REGGIO EMILIA – Sulla questione del processo legato a Manolo Portanova tanto si è parlato e discusso in questi giorni. Al riguardo, l’associazione Nondasola ci ha inviato alcune considerazioni che pubblichiamo di seguito.
E’ necessario guardare al contesto complessivo di condotte misogine, pratiche sociali e responsabilità corali per capire come sia possibile continuare per le donne a subire violenze. La violenza, in tutte le sue forme, è espressione di un maschile che non vuole dialogare, interrogarsi, cambiare e chiama in causa la capacità collettiva di riconoscere i segnali e di collegarli. Ci sono modelli e culture che purtroppo tuttora limitano la nostra libertà, evidentemente anche a Reggio Emilia. Responsabilità, regole condivise, eredità di valori non sono proprie di una città, di una squadra e del suo capitano?
Il verdetto di secondo grado su Manolo Portanova conferma integralmente quanto stabilito in precedenza, rafforzando l’impianto accusatorio già riconosciuto nel primo giudizio. Una decisione che, pur non essendo ancora definitiva, rappresenta un passaggio cruciale nell’iter processuale. La difesa ovviamente potrà ora ricorrere in Cassazione, ultimo grado della giustizia ordinaria. Dietro a tutto questo c’è una ragazza che ha denunciato e una famiglia che ha affrontato anni di dolore, esposizione e pressione mediatica. Difendere il diritto alla difesa è legittimo. Ignorare la gravità dei fatti contestati è pericoloso perché stabilisce che il calcio conta più della dignità umana. Su questo siamo d’accordo con Manolo Portanova dietro a un giocatore c’è un uomo!
C’è anche un’altra città, per fortuna.
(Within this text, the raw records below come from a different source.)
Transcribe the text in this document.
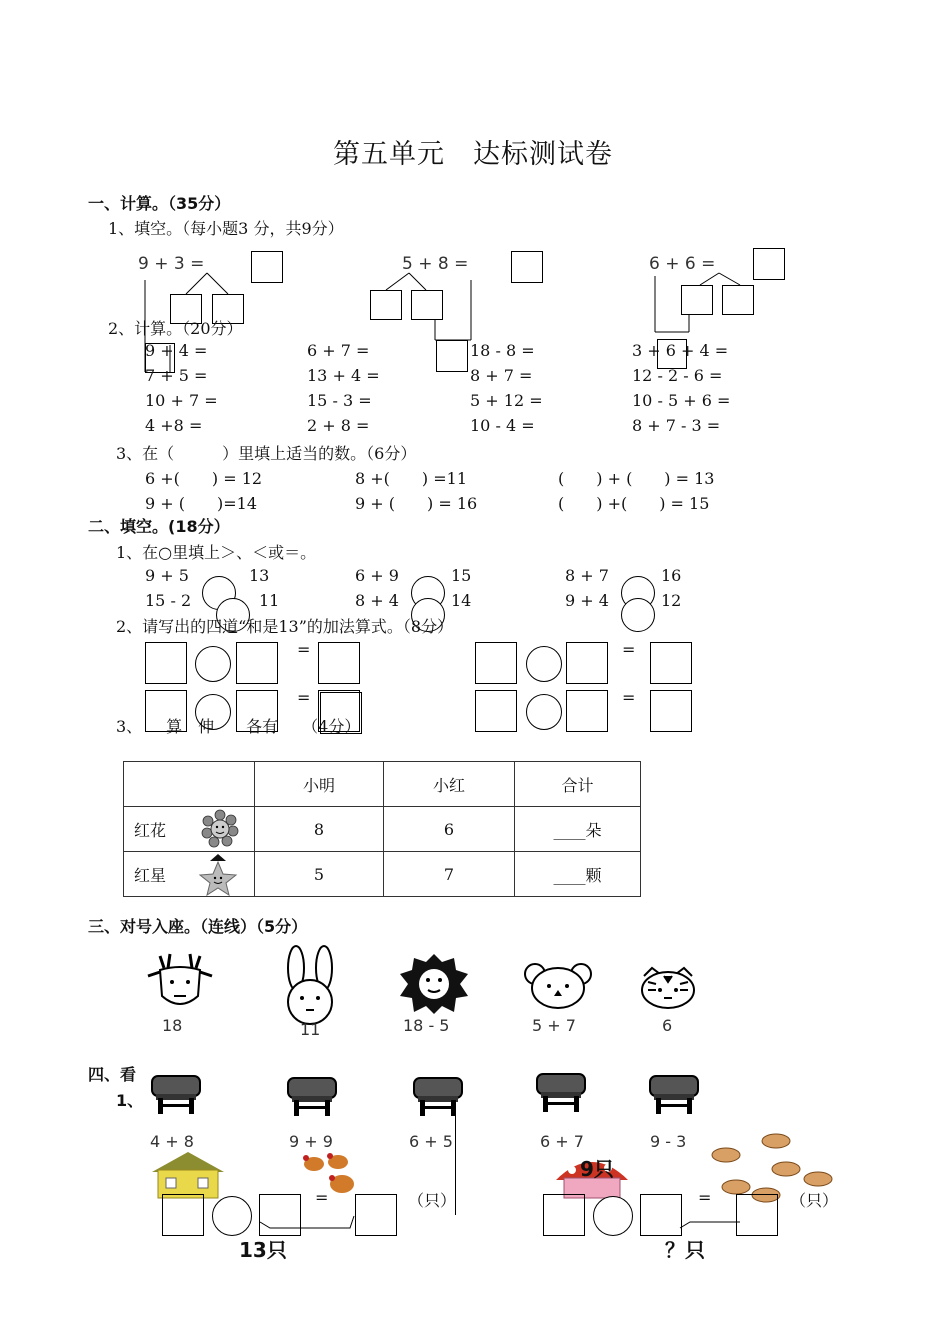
第五单元　达标测试卷
一、计算。（35分）
1、填空。（每小题3 分，共9分）
9 + 3 =	5 + 8 =	6 + 6 =
2、计算。（20分）
9 + 4 =	6 + 7 =	18 - 8 =	3 + 6 + 4 =
7 + 5 =	13 + 4 =	8 + 7 =	12 - 2 - 6 =
10 + 7 =	15 - 3 =	5 + 12 =	10 - 5 + 6 =
4 +8 =	2 + 8 =	10 - 4 =	8 + 7 - 3 =
3、在（　　　）里填上适当的数。（6分）
6 +(　　) = 12	8 +(　　) =11	(　　) + (　　) = 13
9 + (　　)=14	9 + (　　) = 16	(　　) +(　　) = 15
二、填空。(18分）
1、在○里填上＞、＜或＝。
9 + 5	13	6 + 9	15	8 + 7	16
15 - 2	11	8 + 4	14	9 + 4	12
2、请写出的四道“和是13”的加法算式。（8分）
=
=
=
=
3、　　算　伸　　各有　　（4分）
	小明	小红	合计
红花	8	6	____朵
红星	5	7	____颗
三、对号入座。（连线）（5分）
18	11	18 - 5	5 + 7	6
四、看
1、
4 + 8	9 + 9	6 + 5	6 + 7	9 - 3
=	（只）
13只
9只
=	（只）
？只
Quella dell’insegnante Liusca Boni che per prima nell’estate 2023 rinunciò al suo abbonamento da tifosa come protesta all’acquisto di Portanova e lo fece pubblicamente. Quella dei movimenti delle donne come Nonunadimeno e L’Assemblea per la Città Transfemminista che non hanno mai smesso di protestare contro la sua presenza in campo. Quella dell’assessora con delega alle pari opportunità, Annalisa Rabitti, che non usò mezzi termini per criticare la scelta della Reggiana.
C’è la città di cui facciamo parte noi di Nondasola, che ci occupiamo da trent’anni di violenza contro le donne e che fin da subito abbiamo sostenuto che la vergogna stava, e sta, dalla parte di chi ritiene il corpo delle donne a propria disposizione, in spregio della libertà di consenso.
Abbiamo cercato un’interlocuzione con la società e con la tifoseria per spiegare le nostre ragioni, radicate nell’esperienza e nella voce delle oltre 8000 donne accolte dal Centro Antiviolenza per spiegare la simbologia pericolosissima di un uomo in una posizione di potere e di modello per i giovani che sognano con il calcio. Nelle nostre attività di prevenzione nelle scuole e di sensibilizzazione alla cittadinanza sulla violenza di genere ogni giorno ci affanniamo a spiegare che cos’è la cultura dello stupro ma forse non è più così necessario: ci ha pensato questa vicenda a spiegarlo benissimo a tutta la città.